5. Don’t over-rely on spell check.
Spell check has saved many a silly typo from seeing the light of day, but there are several that are notoriously hard to catch. These include homonym errors (its vs. it’s) or dictionary errors (that word doesn’t mean what you think it means).
More importantly, the grammar functions on many of these tools are commonly wrong or misleading. Word frequently mixes up contractions and possessive pronouns, or suggests an automatic substitution that works in some cases, but is grammatically incorrect in others. For instance, it once suggested I change “as long as” to “if” in a sentence where I was trying to compare the lengths of two different objects.
The point being: most spell-checkers will over-correct. If they flag something, take a look, but don’t automatically accept whatever correction they give you.
6. Invest in a good style guide.
The finer points of grammar are difficult for most of us to keep track of. What’s worse, some people disagree about how you should handle these edge cases and may give you conflicting advice.
This is where a style guide can help. When you come across a grammar or style question and can’t remember what you should do, turn to your style guide and let it decide for you.
7. Re-read your work, preferably aloud.
Re-reading your work is an easy step to skip, but you might be surprised how frequently you unknowingly repeat a point. Reading aloud also helps slow you down enough to spot typos that might otherwise slip through.
Furthermore, nothing will help you spot awkward phrasing like a vocal read-through. You’ll find yourself making a lot of those small, word-level corrections that smooth out the rough edges and leave your piece looking extra fine.
Bonus proofreading tip: Get a second pair of eyes on your content.
Finally, remember that proofreading mistakes happen. It’s not because you’re sloppy, ignorant, or careless—it’s because we’re psychologically incapable of seeing many of our own typos.
Writing is a complex, high-level brain function.
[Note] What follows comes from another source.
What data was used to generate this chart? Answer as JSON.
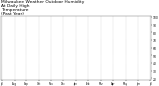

When you’re in the zone and the words start coming naturally to you, you’re far too focused on the creative process to zoom in on the details. And when your writing is hot off the mental press, your mind is still too close to the words you wrote to see them clearly. When it comes to reading, our brains are designed for speed. We don’t read every word, even when the content is familiar. And when it’s our own, it’s even harder not to see what we expect to see.
By contrast, to proofread effectively, you almost need to break apart the entire reading process to force yourself to examine each word carefully. I’ve even talked to proofreaders who will read paragraphs backward to help their brains slow down and prevent the natural reading process from taking over.
Of course, if you work far enough ahead so that you forget your own writing, you will be able to go back and proofread it yourself. We’ve probably all had situations where we return to a piece of writing we did weeks earlier and suddenly spot typos that we’d missed even after several revisions. But since most of us don’t write that far in advance, it’s wise to bring in a trusted friend or colleague. Ask them to give your writing a careful read-though (not a quick skim!) before you publish.
And if typos do slip through? It’s not the end of the world. The beautify of digital content is that most of it can be updated in seconds.